To begin with, a win is a win, and Mr. Morsi's is (almost) as good as any. But the slim-margin victory, despite the loose (but active) coalition that stood behind Mr. Morsi, shows a common-sense feature about the MB (and any political grouping, for that matter) that seems to escape many among their detractors: there are limits to the mobilization powers of the Brotherhood.

A more precise reflection of those limits was the number of votes Mr. Morsi garnered in the first round, which stood at about 5.5 million votes, or 12% of those eligible to cast their votes (but about 25% of those who did cast their votes). In that round, Mr. Morsi ran against twelve candidates, two of whom with varied visions of political Islam. It's thus probably fair to conclude that Mr. Morsi has then exhausted all the circles of Brotherhood influence, from the innermost nucleus of hard-core doctrinaires to the outermost circles of uncommitted sympathizers.

Then came the run-off round. Obviously the MB mobilization machine was in full-throttle. Endorsements came from unlikely quarters too -- either directly, or implicitly, as in rejecting Mr. Morsi's opponent but stopping short of endorsing him outright. The result was over 13 million ballots for Mr. Morsi, placing him ahead of his rival by less than a million votes. 

There is bad news in this, as well as good news. Let's begin with the latter: apparently fallacious is the widely held perception that the MB has, not only fed or treated, but also indoctrinated the masses of Egyptians who fell outside the realm of interest of the state.

Instead, what appears to have happened is that the crowds have, rationally, assessed the performance of the MB (as well as their ideological cousins, the more-conservative/puritanical Salafis) in the Parliament and then determined to vote for others. That is reflected in the plummet from around 40% for the MB in the parliamentary elections in late 2011 and early 2012 to 12% in the first round in the presidential contest in late May 2012.
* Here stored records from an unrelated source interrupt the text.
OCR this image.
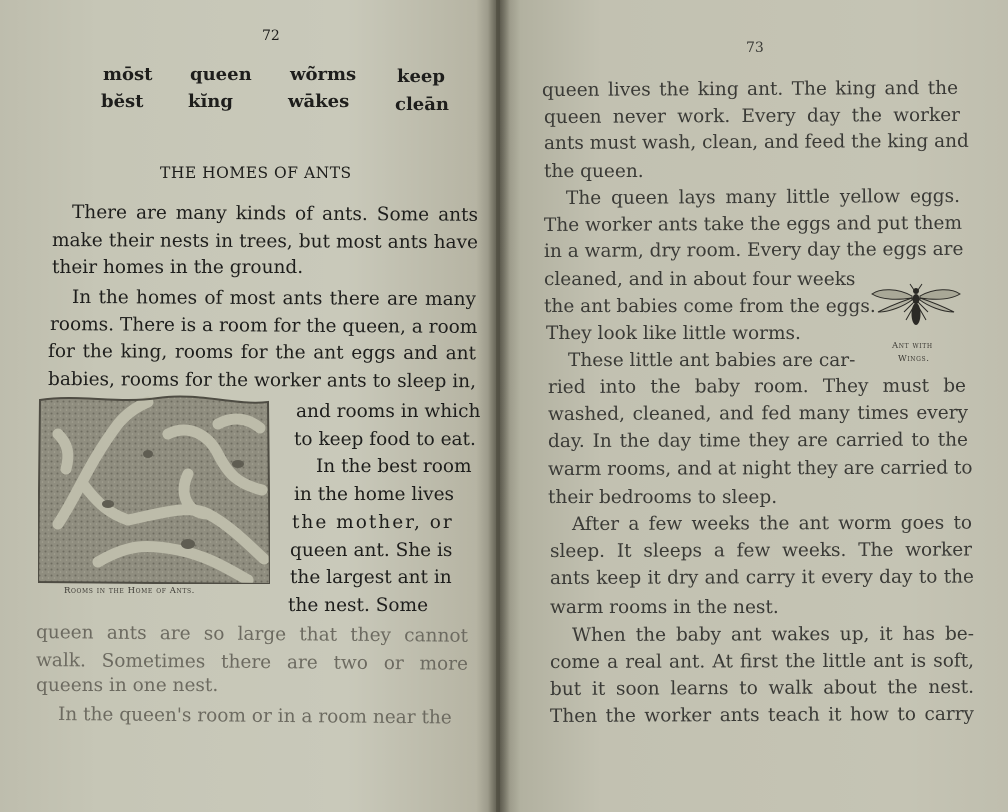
72
mōst queen wõrms keep
bĕst kĭng	wākes	cleān
THE HOMES OF ANTS
There are many kinds of ants. Some ants
make their nests in trees, but most ants have
their homes in the ground.
In the homes of most ants there are many
rooms. There is a room for the queen, a room
for the king, rooms for the ant eggs and ant
babies, rooms for the worker ants to sleep in,
Rooms in the Home of Ants.
and rooms in which
to keep food to eat.
In the best room
in the home lives
the mother, or
queen ant. She is
the largest ant in
the nest. Some
queen ants are so large that they cannot
walk. Sometimes there are two or more
queens in one nest.
In the queen's room or in a room near the
73
queen lives the king ant. The king and the
queen never work. Every day the worker
ants must wash, clean, and feed the king and
the queen.
The queen lays many little yellow eggs.
The worker ants take the eggs and put them
in a warm, dry room. Every day the eggs are
cleaned, and in about four weeks
the ant babies come from the eggs.
They look like little worms.
Ant with
Wings.
These little ant babies are car-
ried into the baby room. They must be
washed, cleaned, and fed many times every
day. In the day time they are carried to the
warm rooms, and at night they are carried to
their bedrooms to sleep.
After a few weeks the ant worm goes to
sleep. It sleeps a few weeks. The worker
ants keep it dry and carry it every day to the
warm rooms in the nest.
When the baby ant wakes up, it has be-
come a real ant. At first the little ant is soft,
but it soon learns to walk about the nest.
Then the worker ants teach it how to carry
Granted, the dynamics of parliamentary elections are different from the (national) presidential ones. But it's still likely that the fortunes of the MB have dwindled in the interim.

The good news in this is that the common-folk Egyptians are practicing politics. They make choices, review the outcomes of those choices, and are then prepared to change course if outcomes are not what they intended or hoped for. That should be good news, even for the MB who are now confronting ideological outbidding from the Salafis. 

The bad news is that the propaganda machine of the "old regime," seems to have swayed many to vote for Mr. Shafiq. The problem is not that some media outlets, through high-quality, fact-based journalism managed to influence people's presidential preferences. Rather, many commentators and post-uprising TV channels have peddled egregious lies about the MB and their candidate. Most outrageous among those is the one that the Brotherhood have killed, not defended, the protesters in the "battle of the camel" in Tahrir Square in early February 2011, at the height of the uprising.

No country is immune to foolish TV or widely viewed/followed nuts (Glenn Beck comes to mind). The problem in Egypt is that mind-boggling lies seem able to penetrate easily into the mainstream consciousness.

That should serve as a reminder to the new president that democracy functions better as people become more rational, more able to tell truth from falsehoods. If/when that happens, it will serve him well too.